Humans spend on average two minutes brushing their teeth each time meaning that they spend a total of six minutes a day with a toothbrush in their mouth. 

I want every day to intensely spend time with my sweet Savior. Start slowly with the two minute rule if you have not been spending time with Christ. Then everyday double the amount of time until you have made a commitment of spending time with God. Give Him the time that He deserves from you.I am not saying stop brushing your teeth but make sure to spend time with God every day.

Beloved, He longs for you to spend time with Him! 

Sunday, January 8, 2012

The New Coming In!

Dear readers,

I need to inform you that my busy schedule has pushed me away from working on my blog this week. I am going to try my hardest to get it done by next sunday. I have started school again and am busy. I am deeply sorry. Please stay continued for more updates.

I love you all,
Avonlea





P.S. It is official. I am now a volunteer in the 1 year old room for my church. And I love it!

Sunday, January 1, 2012

Howdy 2012! Good-bye 2011!


As I sit on my bed with my netbook on my laptop, I remember the good and the bad of 2011. I remember in February of 2011 saying good-bye (not forever) to my older sister as she went to serve our Country. I remember praising God for her safe return home and heroism that she displayed. I remember spring semester in 2011; it was tough and I thought that it would never end. I remember my younger sister’s graduation and how proud I was and still am to see her in your graduation robe walking on the stage to receive the ticket to the next step in life. I remember my seven day challenge during spring break, and I knew from then on that our Father in Heaven is faithful. I remember going to my favorite band’s concert with my cousins and siblings. I remember the heart breaks as I was lead away from old friends, but God restored me with the gift of new friends. I remember seeing my baby sister playing a tiger in Seussical the musical and how proud I was to see her love for the stage develop. I remember in September where I celebrated my 21st birthday; another day of a blessed life. However; I also remember in the same month the struggles from the doctors that still are going on today. I remember the Diabetes Walk, Harvest Festival, and all the other volunteer work that did this year. But most of all, I remember Your faithfulness, Your love, and Your peace that covered me. 

Out of all the lessons that were taught this year, I learned a very amazing one: God’s beautiful faithfulness. I learned that through the storm, He is still here. I learned that no matter what happens today, God will guide you through it. I learned that no matter how far you run or try to hide, He is still holding your hand. 

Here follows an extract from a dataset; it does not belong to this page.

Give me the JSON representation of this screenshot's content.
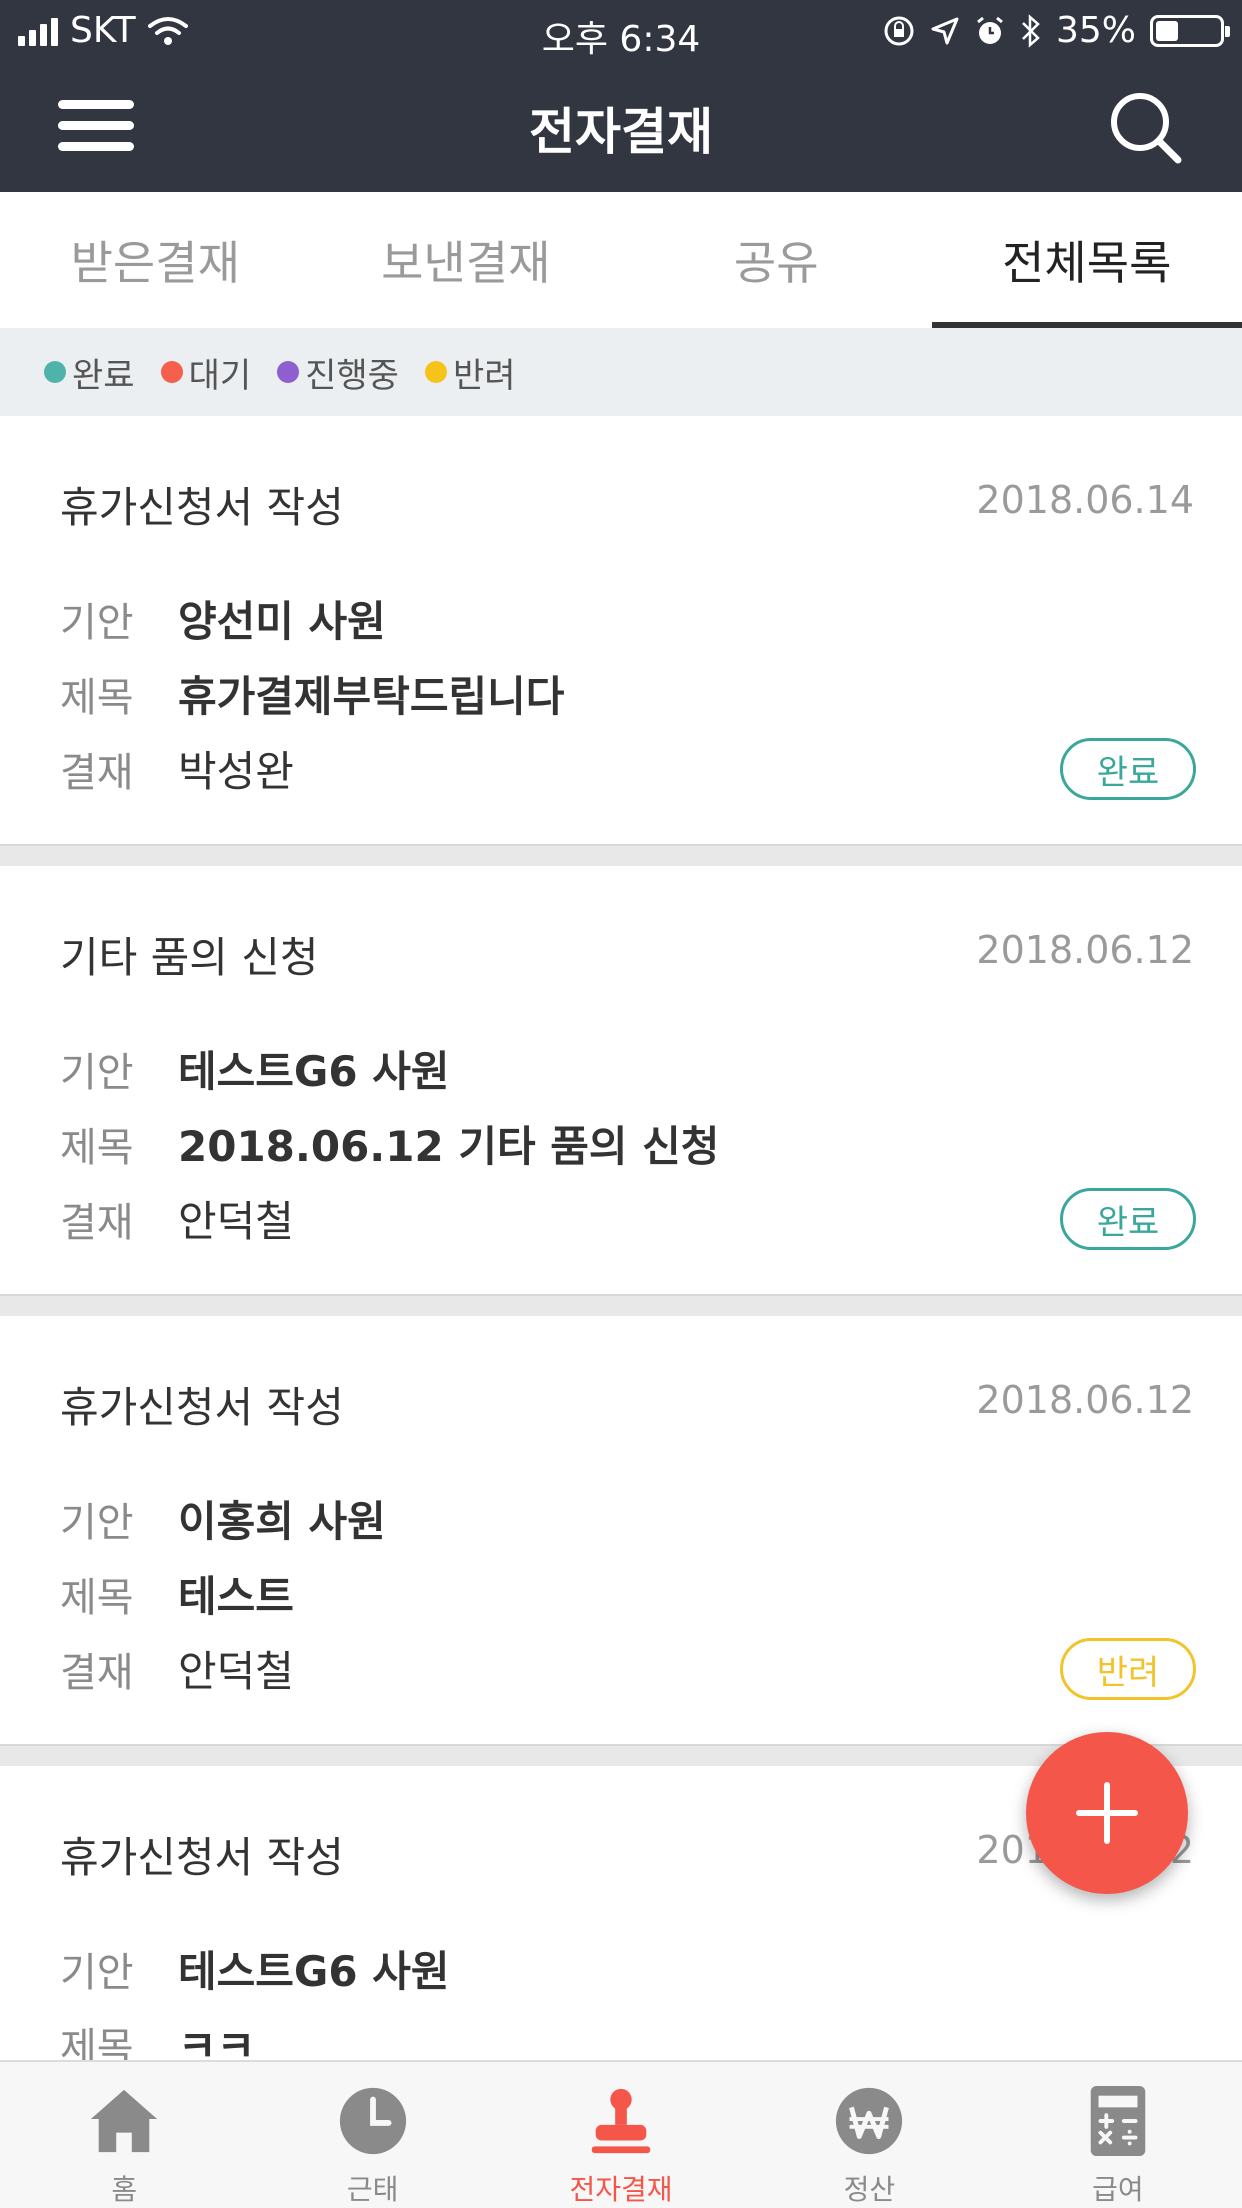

I have been blessed by so many wonderful things and extremely thankful for from the year 2011: my new blogging buddy Elizabeth, my family, my school, my old and new friends, my bed and blankets, my house, my chores (just don’t tell my parents. Haha), the Bible as I completed my goal of reading the Old Testament this 2011 year, my new brother-in-law, my experiences, the trails and pains, the medical staff, my room, the sunrises and sunsets, and everything that God has done in my life. 



I cannot wait to see, taste, feel, and experience what’s in store for me in 2012. I pray that you are encouraged to continue seeking God. He is our Abba!